I lifted my foot and watched in wonder as he draw a massive arrow on my left shin, pointing up at the offending knee. I felt reassured.

"Even with this we don't start till everyone in the room agrees it is the right knee."

"Left knee." I'm panicked again.

"Yes, left knee. By right knee, I meant the correct knee."

"Do you think the use of the word right instead of correct could be banned? Just for today. Just in case."

He chuckled. "Don't worry. Even once we go into the knee, we look around first before doing anything to make sure the injury is actually there. So even in the totally unlikely event that we go into the wrong knee, we won't do anything."

"Ok. Can I borrow your pen." He handed it over, and I coloured in the arrow he'd drawn, made it bigger, bolder and, in my mind, better.

"Nice work. Ok so do you know what the operation involves?"

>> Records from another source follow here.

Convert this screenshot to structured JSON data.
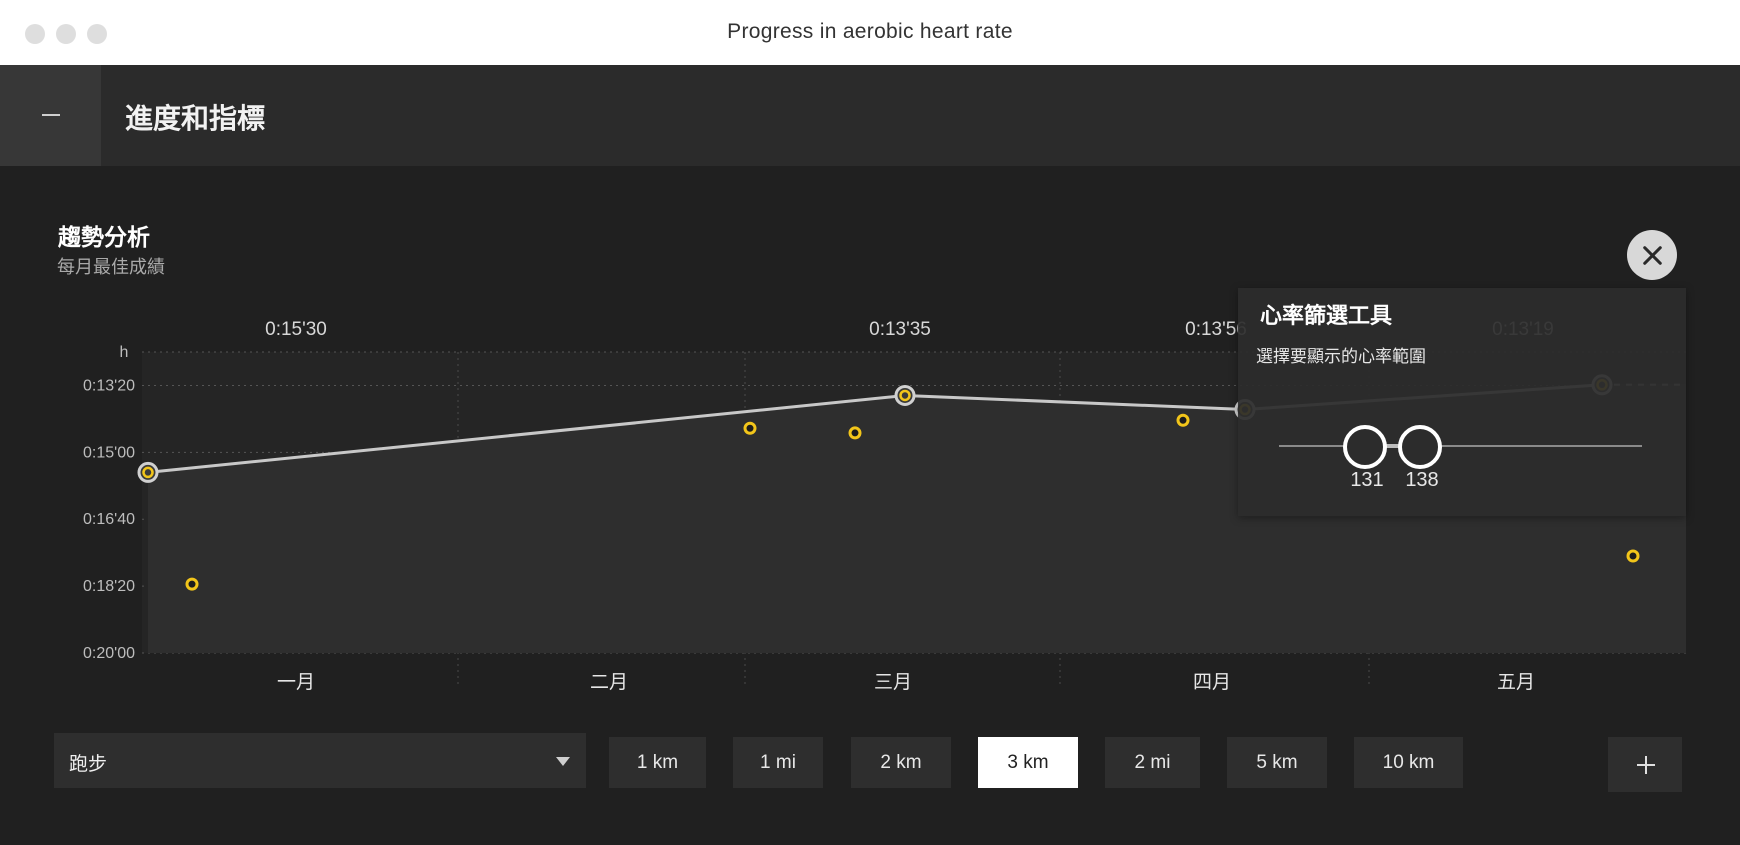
{
  "window": {
    "title": "Progress in aerobic heart rate"
  },
  "header": {
    "collapse_icon": "minus-icon",
    "title": "進度和指標"
  },
  "section": {
    "title": "趨勢分析",
    "subtitle": "每月最佳成績"
  },
  "chart_data": {
    "type": "line",
    "ylabel": "h",
    "y_ticks": [
      "0:13'20",
      "0:15'00",
      "0:16'40",
      "0:18'20",
      "0:20'00"
    ],
    "y_tick_seconds": [
      800,
      900,
      1000,
      1100,
      1200
    ],
    "ylim_seconds": [
      1200,
      750
    ],
    "categories": [
      "一月",
      "二月",
      "三月",
      "四月",
      "五月"
    ],
    "best_labels": [
      "0:15'30",
      "0:13'35",
      "0:13'56",
      "0:13'19"
    ],
    "best_series": [
      {
        "x": "一月",
        "t": 930,
        "label": "0:15'30"
      },
      {
        "x": "三月",
        "t": 815,
        "label": "0:13'35"
      },
      {
        "x": "四月",
        "t": 836,
        "label": "0:13'56"
      },
      {
        "x": "五月",
        "t": 799,
        "label": "0:13'19"
      }
    ],
    "runs": [
      {
        "x": "一月",
        "t": 1097
      },
      {
        "x": "二月",
        "t": 864
      },
      {
        "x": "三月",
        "t": 871
      },
      {
        "x": "四月",
        "t": 852
      },
      {
        "x": "五月",
        "t": 1055
      }
    ],
    "grid": true,
    "colors": {
      "line": "#c8c8c8",
      "point": "#f2c51a",
      "area": "#2c2c2c"
    }
  },
  "hr_filter": {
    "title": "心率篩選工具",
    "description": "選擇要顯示的心率範圍",
    "min": 131,
    "max": 138,
    "close_icon": "close-icon"
  },
  "sport_select": {
    "value": "跑步",
    "caret_icon": "chevron-down-icon"
  },
  "distances": [
    {
      "label": "1 km",
      "active": false
    },
    {
      "label": "1 mi",
      "active": false
    },
    {
      "label": "2 km",
      "active": false
    },
    {
      "label": "3 km",
      "active": true
    },
    {
      "label": "2 mi",
      "active": false
    },
    {
      "label": "5 km",
      "active": false
    },
    {
      "label": "10 km",
      "active": false
    }
  ],
  "add_button": {
    "icon": "plus-icon"
  }
}
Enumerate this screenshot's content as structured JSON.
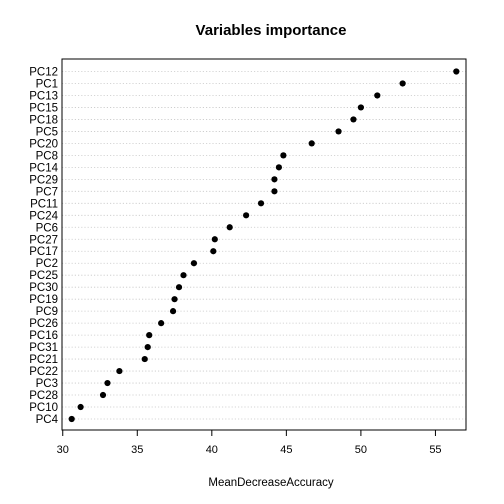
{
  "chart_data": {
    "type": "scatter",
    "title": "Variables importance",
    "xlabel": "MeanDecreaseAccuracy",
    "ylabel": "",
    "xlim": [
      29.95,
      57.05
    ],
    "xticks": [
      30,
      35,
      40,
      45,
      50,
      55
    ],
    "grid": true,
    "categories": [
      "PC12",
      "PC1",
      "PC13",
      "PC15",
      "PC18",
      "PC5",
      "PC20",
      "PC8",
      "PC14",
      "PC29",
      "PC7",
      "PC11",
      "PC24",
      "PC6",
      "PC27",
      "PC17",
      "PC2",
      "PC25",
      "PC30",
      "PC19",
      "PC9",
      "PC26",
      "PC16",
      "PC31",
      "PC21",
      "PC22",
      "PC3",
      "PC28",
      "PC10",
      "PC4"
    ],
    "values": [
      56.4,
      52.8,
      51.1,
      50.0,
      49.5,
      48.5,
      46.7,
      44.8,
      44.5,
      44.2,
      44.2,
      43.3,
      42.3,
      41.2,
      40.2,
      40.1,
      38.8,
      38.1,
      37.8,
      37.5,
      37.4,
      36.6,
      35.8,
      35.7,
      35.5,
      33.8,
      33.0,
      32.7,
      31.2,
      30.6
    ]
  }
}
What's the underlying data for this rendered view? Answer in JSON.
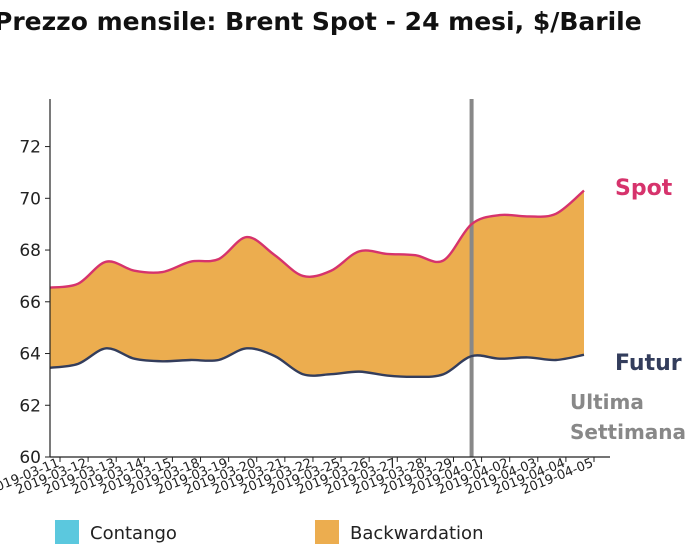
{
  "chart_data": {
    "type": "area",
    "title": "Prezzo mensile: Brent Spot - 24 mesi, $/Barile",
    "xlabel": "",
    "ylabel": "",
    "x": [
      "2019-03-11",
      "2019-03-12",
      "2019-03-13",
      "2019-03-14",
      "2019-03-15",
      "2019-03-18",
      "2019-03-19",
      "2019-03-20",
      "2019-03-21",
      "2019-03-22",
      "2019-03-25",
      "2019-03-26",
      "2019-03-27",
      "2019-03-28",
      "2019-03-29",
      "2019-04-01",
      "2019-04-02",
      "2019-04-03",
      "2019-04-04",
      "2019-04-05"
    ],
    "ylim": [
      60,
      73.8
    ],
    "y_ticks": [
      60,
      62,
      64,
      66,
      68,
      70,
      72
    ],
    "grid": false,
    "series": [
      {
        "name": "Spot",
        "color": "#d6336c",
        "values": [
          66.55,
          66.7,
          67.55,
          67.2,
          67.15,
          67.55,
          67.65,
          68.5,
          67.8,
          67.0,
          67.2,
          67.95,
          67.85,
          67.8,
          67.6,
          69.0,
          69.35,
          69.3,
          69.4,
          70.3
        ]
      },
      {
        "name": "Futur",
        "color": "#333d5c",
        "values": [
          63.45,
          63.6,
          64.2,
          63.8,
          63.7,
          63.75,
          63.75,
          64.2,
          63.9,
          63.2,
          63.2,
          63.3,
          63.15,
          63.1,
          63.2,
          63.9,
          63.8,
          63.85,
          63.75,
          63.95
        ]
      }
    ],
    "fill_color": "#ecad4f",
    "vline": {
      "x": "2019-04-01",
      "label": "Ultima Settimana",
      "color": "#888888"
    },
    "legend": {
      "position": "bottom",
      "items": [
        {
          "label": "Contango",
          "color": "#5bc8de"
        },
        {
          "label": "Backwardation",
          "color": "#ecad4f"
        }
      ]
    }
  }
}
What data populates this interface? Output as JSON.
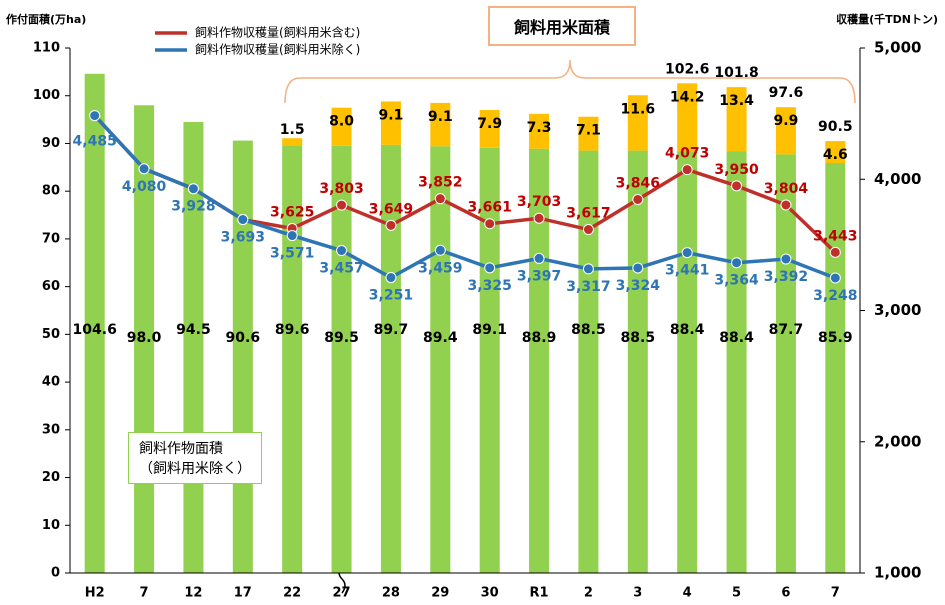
{
  "chart_data": {
    "type": "bar",
    "y_label": "作付面積(万ha)",
    "y2_label": "収穫量(千TDNトン)",
    "categories": [
      "H2",
      "7",
      "12",
      "17",
      "22",
      "27",
      "28",
      "29",
      "30",
      "R1",
      "2",
      "3",
      "4",
      "5",
      "6",
      "7"
    ],
    "ylim": [
      0,
      110
    ],
    "yticks": [
      0,
      10,
      20,
      30,
      40,
      50,
      60,
      70,
      80,
      90,
      100,
      110
    ],
    "y2lim": [
      1000,
      5000
    ],
    "y2ticks": [
      {
        "value": 1000,
        "label": "1,000"
      },
      {
        "value": 2000,
        "label": "2,000"
      },
      {
        "value": 3000,
        "label": "3,000"
      },
      {
        "value": 4000,
        "label": "4,000"
      },
      {
        "value": 5000,
        "label": "5,000"
      }
    ],
    "series": [
      {
        "name": "飼料作物面積\n（飼料用米除く）",
        "type": "bar",
        "color": "#92d050",
        "values": [
          104.6,
          98.0,
          94.5,
          90.6,
          89.6,
          89.5,
          89.7,
          89.4,
          89.1,
          88.9,
          88.5,
          88.5,
          88.4,
          88.4,
          87.7,
          85.9
        ],
        "value_labels": [
          "104.6",
          "98.0",
          "94.5",
          "90.6",
          "89.6",
          "89.5",
          "89.7",
          "89.4",
          "89.1",
          "88.9",
          "88.5",
          "88.5",
          "88.4",
          "88.4",
          "87.7",
          "85.9"
        ]
      },
      {
        "name": "飼料用米面積",
        "type": "bar",
        "color": "#ffc000",
        "values": [
          null,
          null,
          null,
          null,
          1.5,
          8.0,
          9.1,
          9.1,
          7.9,
          7.3,
          7.1,
          11.6,
          14.2,
          13.4,
          9.9,
          4.6
        ],
        "value_labels": [
          null,
          null,
          null,
          null,
          "1.5",
          "8.0",
          "9.1",
          "9.1",
          "7.9",
          "7.3",
          "7.1",
          "11.6",
          "14.2",
          "13.4",
          "9.9",
          "4.6"
        ]
      },
      {
        "name": "飼料作物収穫量(飼料用米含む)",
        "type": "line",
        "axis": "y2",
        "color": "#c0302a",
        "values": [
          4485,
          4080,
          3928,
          3693,
          3625,
          3803,
          3649,
          3852,
          3661,
          3703,
          3617,
          3846,
          4073,
          3950,
          3804,
          3443
        ],
        "value_labels": [
          null,
          null,
          null,
          null,
          "3,625",
          "3,803",
          "3,649",
          "3,852",
          "3,661",
          "3,703",
          "3,617",
          "3,846",
          "4,073",
          "3,950",
          "3,804",
          "3,443"
        ]
      },
      {
        "name": "飼料作物収穫量(飼料用米除く)",
        "type": "line",
        "axis": "y2",
        "color": "#2e75b6",
        "values": [
          4485,
          4080,
          3928,
          3693,
          3571,
          3457,
          3251,
          3459,
          3325,
          3397,
          3317,
          3324,
          3441,
          3364,
          3392,
          3248
        ],
        "value_labels": [
          "4,485",
          "4,080",
          "3,928",
          "3,693",
          "3,571",
          "3,457",
          "3,251",
          "3,459",
          "3,325",
          "3,397",
          "3,317",
          "3,324",
          "3,441",
          "3,364",
          "3,392",
          "3,248"
        ]
      }
    ],
    "totals": [
      null,
      null,
      null,
      null,
      null,
      null,
      null,
      null,
      null,
      null,
      null,
      null,
      102.6,
      101.8,
      97.6,
      90.5
    ]
  }
}
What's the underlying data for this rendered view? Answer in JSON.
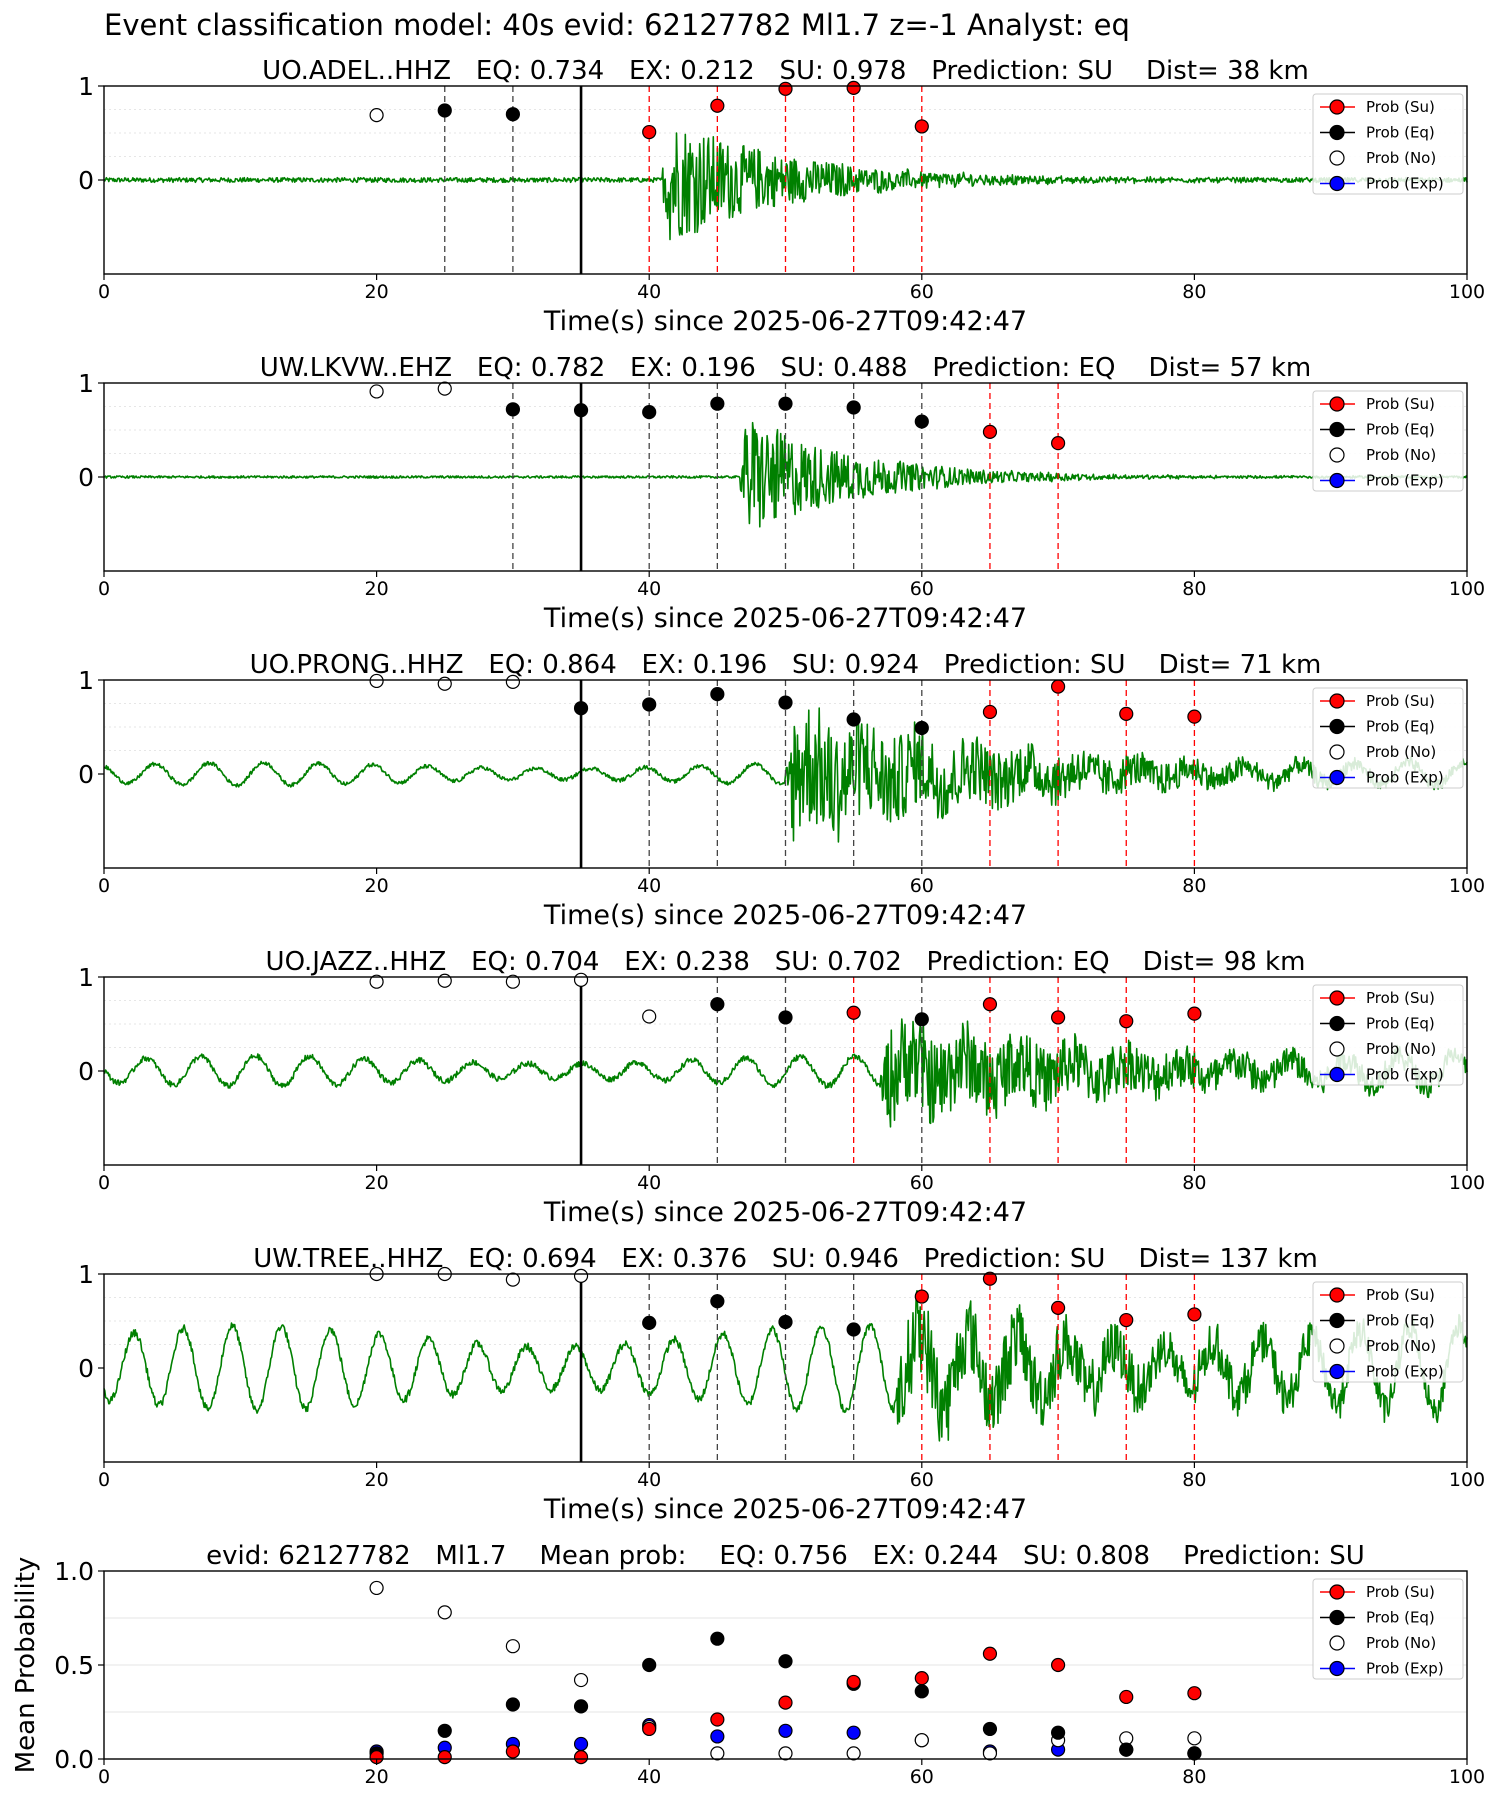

"Yes." He ignored me and described what I already knew.

First they take a little bit of hamstring, God he explained, has given us some spare parts, and then they drill a tunnel in the fibia, and one in the femur and pull the hamstring through, wrap it round a few times, making sure it is going where the ACL should be. This becomes a scaffold on which knew ligament will grow. Simple. I found out afterwards that ACL reconstruction was first discussed as long ago as 1845. There is a good look at the history of the operation here: http://www.maitrise-orthop.com/corpusmaitri/orthopaedic/87_colombet/colombetus.shtml

Nikesh then went through the various things that could go wrong. All of them had an "infinitesimally small chance" of happening but he was obliged to tell me. It didn't matter what he said, I was going to have the operation so I stopped listening, sorry Nikesh.

When he'd finished he asked if I had any questions.

"Which knee is it?"

He looked down at the arrow. "The left?" He added the query in his voice as a joke so I replied likewise; "Right."

He took me back to the male waiting area.